The probability distribution for the number, R, of unwrapped sweets in a tin is given in the following table:

a) Show that:
i) E(R) = 2,
ii) Var(R) = 1.2.

b) The number, P, of partially wrapped sweets in a tin is given by P = 3R + 4. Find values for E(P) and Var(P).

c) The total number of wrapped sweets in a tin is 200. Sweets are either correctly wrapped, partially wrapped or unwrapped.
i) Express, C, the number of correctly wrapped sweets in a tin in terms of R.
ii) Hence find the mean and variance of C.

Working

ai) No problem with this.
aii) No problem with this.

b) E(P) = 10 and Var(P) = 10.8

ci) This is the part I'm not sure about.

There are 200 wrapped sweets in the tin. "3R + 4" is the amount that are partially wrapped.

Therefore the number of correctly wrapped sweets is given by:

C = 200 - (3R + 4)
C = 196 - 3R

The book says the answer for this part the question is C = 196 - 4R. I don't know where this came from. By the looks of it, they did C = 200 - (3R + 4 + R), but R is the number of unwrapped sweets, so I thought it is irrelevant...

The number of correctly wrapped sweets = The number of wrapped sweets - the number of partially wrapped sweets
C = 200 - (3R + 4)

How does the number of unwrapped sweets come into this? How did the book get the answer that it did?

Thanks.

 

[royhaas]

Re: Discrete probability distribution question

You need to add the partially wrapped to "totally" unwrapped to get the total "defective" count.

 

[Monkeyseat]

Re: Discrete probability distribution question

But 200 is the amount that is either correctly wrapped or partially wrapped (this does not include the amount that is unwrapped). So if I take "3R + 4", this being the amount that is partially wrapped, away from 200, this should give me the amount that is correctly wrapped. So, C = 196 - 3R.

That makes sense to me, but it is wrong. Why? Does 200 include the amount that is unwrapped?

Thanks.

 

[Deleted member 4993]

Re: Discrete probability distribution question

Question

The probability distribution for the number, R, of unwrapped sweets in a tin is given in the following table:

a) Show that:
i) E(R) = 2,
ii) Var(R) = 1.2.

b) The number, P, of partially wrapped sweets in a tin is given by P = 3R + 4. Find values for E(P) and Var(P).

c) The total number of wrapped sweets in a tin is 200. Sweets are either correctly wrapped, partially wrapped or unwrapped.

200 = C + P + R

 

[Monkeyseat]

Subhotosh Khan, I know that sweets can be correctly wrapped, partially wrapped or unwrapped, but I still don't see why 200 = C + P + R. Bear with me please.

200 is the number of wrapped sweets in a tin.
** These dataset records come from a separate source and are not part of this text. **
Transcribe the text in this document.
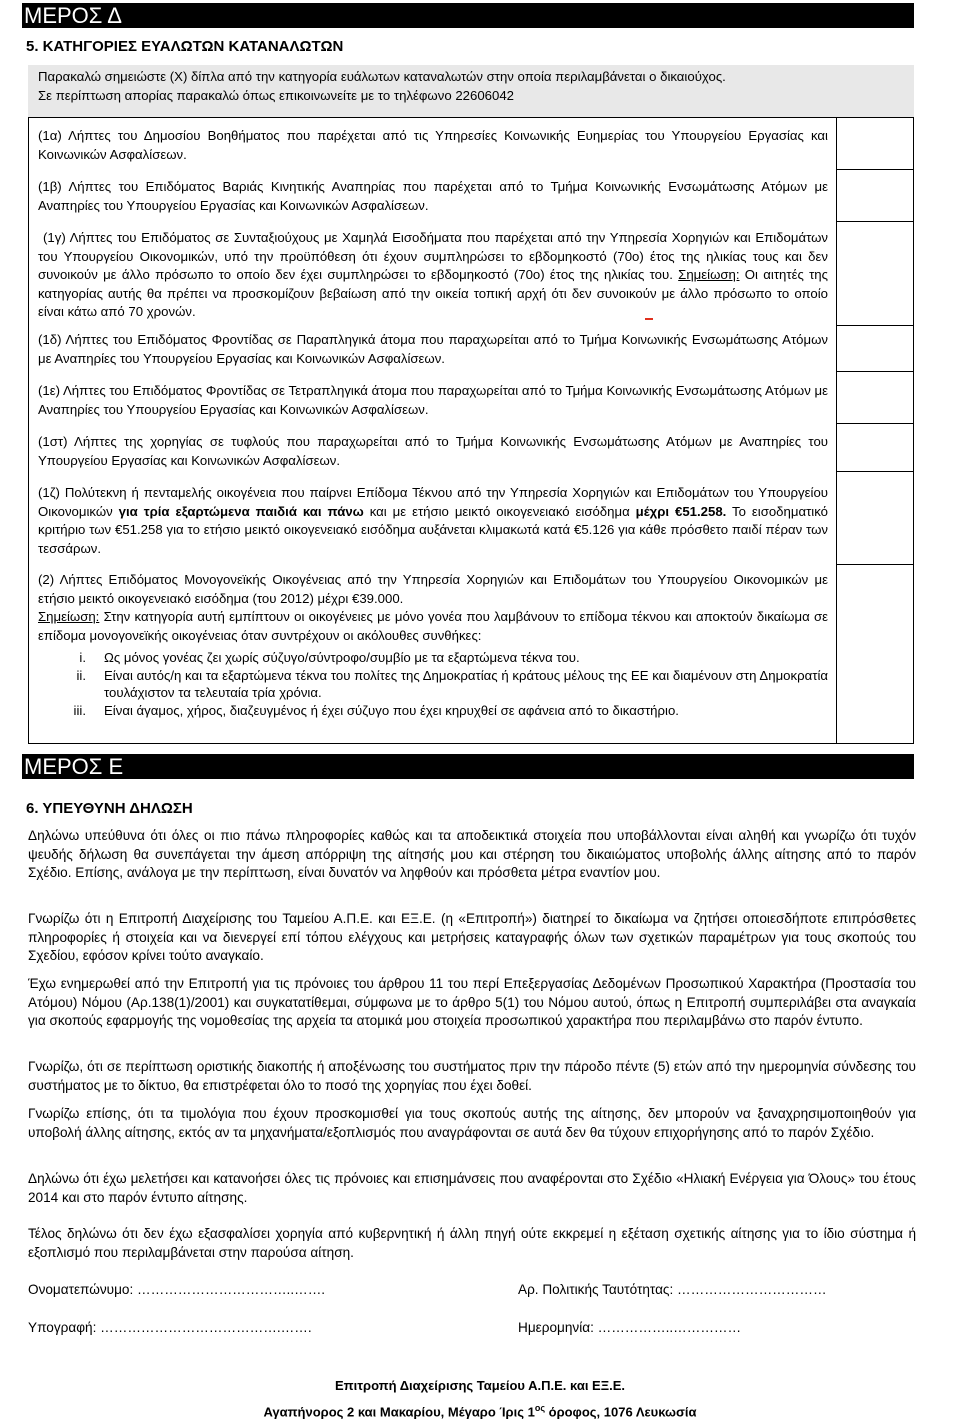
ΜΕΡΟΣ Δ
5. ΚΑΤΗΓΟΡΙΕΣ ΕΥΑΛΩΤΩΝ ΚΑΤΑΝΑΛΩΤΩΝ
Παρακαλώ σημειώστε (Χ) δίπλα από την κατηγορία ευάλωτων καταναλωτών στην οποία περιλαμβάνεται ο δικαιούχος.
Σε περίπτωση απορίας παρακαλώ όπως επικοινωνείτε με το τηλέφωνο 22606042
(1α) Λήπτες του Δημοσίου Βοηθήματος που παρέχεται από τις Υπηρεσίες Κοινωνικής Ευημερίας του Υπουργείου Εργασίας και Κοινωνικών Ασφαλίσεων.
(1β) Λήπτες του Επιδόματος Βαριάς Κινητικής Αναπηρίας που παρέχεται από το Τμήμα Κοινωνικής Ενσωμάτωσης Ατόμων με Αναπηρίες του Υπουργείου Εργασίας και Κοινωνικών Ασφαλίσεων.
(1γ) Λήπτες του Επιδόματος σε Συνταξιούχους με Χαμηλά Εισοδήματα που παρέχεται από την Υπηρεσία Χορηγιών και Επιδομάτων του Υπουργείου Οικονομικών, υπό την προϋπόθεση ότι έχουν συμπληρώσει το εβδομηκοστό (70ο) έτος της ηλικίας τους και δεν συνοικούν με άλλο πρόσωπο το οποίο δεν έχει συμπληρώσει το εβδομηκοστό (70ο) έτος της ηλικίας του. Σημείωση: Οι αιτητές της κατηγορίας αυτής θα πρέπει να προσκομίζουν βεβαίωση από την οικεία τοπική αρχή ότι δεν συνοικούν με άλλο πρόσωπο το οποίο είναι κάτω από 70 χρονών.
(1δ) Λήπτες του Επιδόματος Φροντίδας σε Παραπληγικά άτομα που παραχωρείται από το Τμήμα Κοινωνικής Ενσωμάτωσης Ατόμων με Αναπηρίες του Υπουργείου Εργασίας και Κοινωνικών Ασφαλίσεων.
(1ε) Λήπτες του Επιδόματος Φροντίδας σε Τετραπληγικά άτομα που παραχωρείται από το Τμήμα Κοινωνικής Ενσωμάτωσης Ατόμων με Αναπηρίες του Υπουργείου Εργασίας και Κοινωνικών Ασφαλίσεων.
(1στ) Λήπτες της χορηγίας σε τυφλούς που παραχωρείται από το Τμήμα Κοινωνικής Ενσωμάτωσης Ατόμων με Αναπηρίες του Υπουργείου Εργασίας και Κοινωνικών Ασφαλίσεων.
(1ζ) Πολύτεκνη ή πενταμελής οικογένεια που παίρνει Επίδομα Τέκνου από την Υπηρεσία Χορηγιών και Επιδομάτων του Υπουργείου Οικονομικών για τρία εξαρτώμενα παιδιά και πάνω και με ετήσιο μεικτό οικογενειακό εισόδημα μέχρι €51.258. Το εισοδηματικό κριτήριο των €51.258 για το ετήσιο μεικτό οικογενειακό εισόδημα αυξάνεται κλιμακωτά κατά €5.126 για κάθε πρόσθετο παιδί πέραν των τεσσάρων.
(2) Λήπτες Επιδόματος Μονογονεϊκής Οικογένειας από την Υπηρεσία Χορηγιών και Επιδομάτων του Υπουργείου Οικονομικών με ετήσιο μεικτό οικογενειακό εισόδημα (του 2012) μέχρι €39.000.
Σημείωση: Στην κατηγορία αυτή εμπίπτουν οι οικογένειες με μόνο γονέα που λαμβάνουν το επίδομα τέκνου και αποκτούν δικαίωμα σε επίδομα μονογονεϊκής οικογένειας όταν συντρέχουν οι ακόλουθες συνθήκες:
i. Ως μόνος γονέας ζει χωρίς σύζυγο/σύντροφο/συμβίο με τα εξαρτώμενα τέκνα του.
ii. Είναι αυτός/η και τα εξαρτώμενα τέκνα του πολίτες της Δημοκρατίας ή κράτους μέλους της ΕΕ και διαμένουν στη Δημοκρατία τουλάχιστον τα τελευταία τρία χρόνια.
iii. Είναι άγαμος, χήρος, διαζευγμένος ή έχει σύζυγο που έχει κηρυχθεί σε αφάνεια από το δικαστήριο.
ΜΕΡΟΣ Ε
6. ΥΠΕΥΘΥΝΗ ΔΗΛΩΣΗ
Δηλώνω υπεύθυνα ότι όλες οι πιο πάνω πληροφορίες καθώς και τα αποδεικτικά στοιχεία που υποβάλλονται είναι αληθή και γνωρίζω ότι τυχόν ψευδής δήλωση θα συνεπάγεται την άμεση απόρριψη της αίτησής μου και στέρηση του δικαιώματος υποβολής άλλης αίτησης από το παρόν Σχέδιο. Επίσης, ανάλογα με την περίπτωση, είναι δυνατόν να ληφθούν και πρόσθετα μέτρα εναντίον μου.
Γνωρίζω ότι η Επιτροπή Διαχείρισης του Ταμείου Α.Π.Ε. και ΕΞ.Ε. (η «Επιτροπή») διατηρεί το δικαίωμα να ζητήσει οποιεσδήποτε επιπρόσθετες πληροφορίες ή στοιχεία και να διενεργεί επί τόπου ελέγχους και μετρήσεις καταγραφής όλων των σχετικών παραμέτρων για τους σκοπούς του Σχεδίου, εφόσον κρίνει τούτο αναγκαίο.
Έχω ενημερωθεί από την Επιτροπή για τις πρόνοιες του άρθρου 11 του περί Επεξεργασίας Δεδομένων Προσωπικού Χαρακτήρα (Προστασία του Ατόμου) Νόμου (Αρ.138(1)/2001) και συγκατατίθεμαι, σύμφωνα με το άρθρο 5(1) του Νόμου αυτού, όπως η Επιτροπή συμπεριλάβει στα αναγκαία για σκοπούς εφαρμογής της νομοθεσίας της αρχεία τα ατομικά μου στοιχεία προσωπικού χαρακτήρα που περιλαμβάνω στο παρόν έντυπο.
Γνωρίζω, ότι σε περίπτωση οριστικής διακοπής ή αποξένωσης του συστήματος πριν την πάροδο πέντε (5) ετών από την ημερομηνία σύνδεσης του συστήματος με το δίκτυο, θα επιστρέφεται όλο το ποσό της χορηγίας που έχει δοθεί.
Γνωρίζω επίσης, ότι τα τιμολόγια που έχουν προσκομισθεί για τους σκοπούς αυτής της αίτησης, δεν μπορούν να ξαναχρησιμοποιηθούν για υποβολή άλλης αίτησης, εκτός αν τα μηχανήματα/εξοπλισμός που αναγράφονται σε αυτά δεν θα τύχουν επιχορήγησης από το παρόν Σχέδιο.
Δηλώνω ότι έχω μελετήσει και κατανοήσει όλες τις πρόνοιες και επισημάνσεις που αναφέρονται στο Σχέδιο «Ηλιακή Ενέργεια για Όλους» του έτους 2014 και στο παρόν έντυπο αίτησης.
Τέλος δηλώνω ότι δεν έχω εξασφαλίσει χορηγία από κυβερνητική ή άλλη πηγή ούτε εκκρεμεί η εξέταση σχετικής αίτησης για το ίδιο σύστημα ή εξοπλισμό που περιλαμβάνεται στην παρούσα αίτηση.
Ονοματεπώνυμο: ……………………………..…….	Αρ. Πολιτικής Ταυτότητας: ……………………………
Υπογραφή: ………………………………….…….	Ημερομηνία: ……………..……………
Επιτροπή Διαχείρισης Ταμείου Α.Π.Ε. και ΕΞ.Ε.
Αγαπήνορος 2 και Μακαρίου, Μέγαρο Ίρις $1^{o\varsigma}$ όροφος, 1076 Λευκωσία
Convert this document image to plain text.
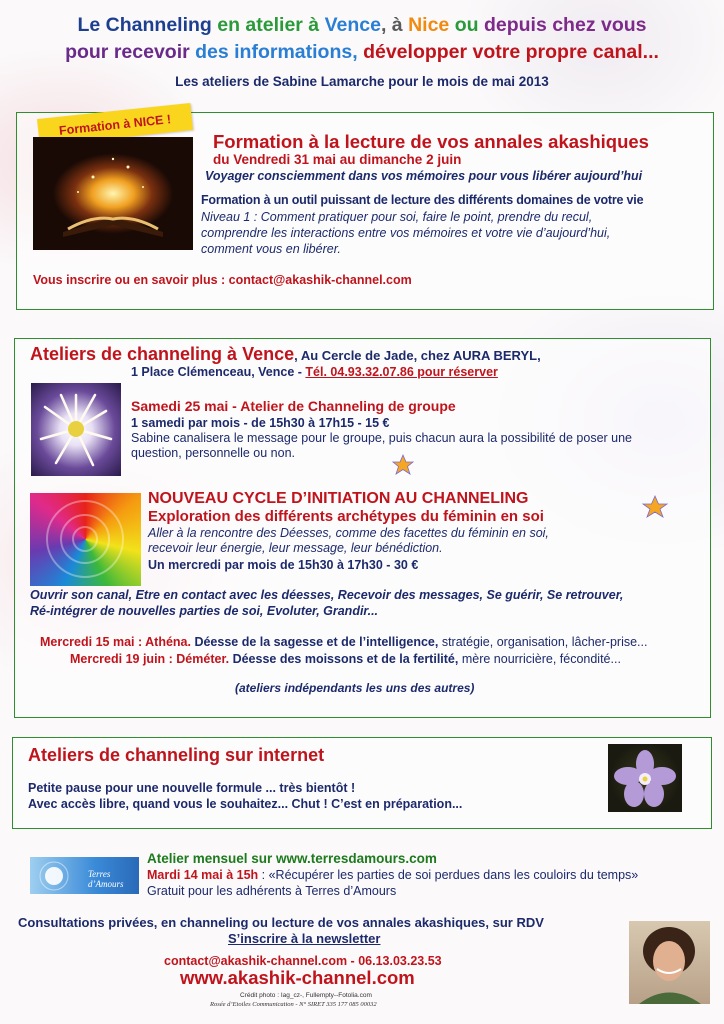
Le Channeling en atelier à Vence, à Nice ou depuis chez vous
pour recevoir des informations, développer votre propre canal...
Les ateliers de Sabine Lamarche pour le mois de mai 2013
Formation à NICE !
Formation à la lecture de vos annales akashiques
du Vendredi 31 mai au dimanche 2 juin
Voyager consciemment dans vos mémoires pour vous libérer aujourd’hui
Formation à un outil puissant de lecture des différents domaines de votre vie
Niveau 1 : Comment pratiquer pour soi, faire le point, prendre du recul,
comprendre les interactions entre vos mémoires et votre vie d’aujourd’hui,
comment vous en libérer.
Vous inscrire ou en savoir plus : contact@akashik-channel.com
Ateliers de channeling à Vence, Au Cercle de Jade, chez AURA BERYL,
1 Place Clémenceau, Vence - Tél. 04.93.32.07.86 pour réserver
Samedi 25 mai - Atelier de Channeling de groupe
1 samedi par mois - de 15h30 à 17h15 - 15 €
Sabine canalisera le message pour le groupe, puis chacun aura la possibilité de poser une
question, personnelle ou non.
NOUVEAU CYCLE D’INITIATION AU CHANNELING
Exploration des différents archétypes du féminin en soi
Aller à la rencontre des Déesses, comme des facettes du féminin en soi,
recevoir leur énergie, leur message, leur bénédiction.
Un mercredi par mois de 15h30 à 17h30 - 30 €
Ouvrir son canal, Etre en contact avec les déesses, Recevoir des messages, Se guérir, Se retrouver,
Ré-intégrer de nouvelles parties de soi, Evoluter, Grandir...
Mercredi 15 mai : Athéna. Déesse de la sagesse et de l’intelligence, stratégie, organisation, lâcher-prise...
Mercredi 19 juin : Déméter. Déesse des moissons et de la fertilité, mère nourricière, fécondité...
(ateliers indépendants les uns des autres)
Ateliers de channeling sur internet
Petite pause pour une nouvelle formule ... très bientôt !
Avec accès libre, quand vous le souhaitez... Chut ! C’est en préparation...
Terres d’Amours
Atelier mensuel sur www.terresdamours.com
Mardi 14 mai à 15h : «Récupérer les parties de soi perdues dans les couloirs du temps»
Gratuit pour les adhérents à Terres d’Amours
Consultations privées, en channeling ou lecture de vos annales akashiques, sur RDV
S’inscrire à la newsletter
contact@akashik-channel.com - 06.13.03.23.53
www.akashik-channel.com
Crédit photo : Iag_cz-, Fullempty--Fotolia.com
Rosée d’Etoiles Communication - N° SIRET 335 177 085 00032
If these 200 sweets are wrapped, they must all be either correctly wrapped or partially wrapped i.e. 200 = C + P. So C = 200 - P.

What I am trying to say is, if 200 is the number of sweets in a tin and they are all wrapped, they must all be either correctly wrapped or partially wrapped - there can be no unwrapped sweets if all 200 sweets are wrapped.

Why does the 200 wrapped sweets include unwrapped sweets?

Thanks.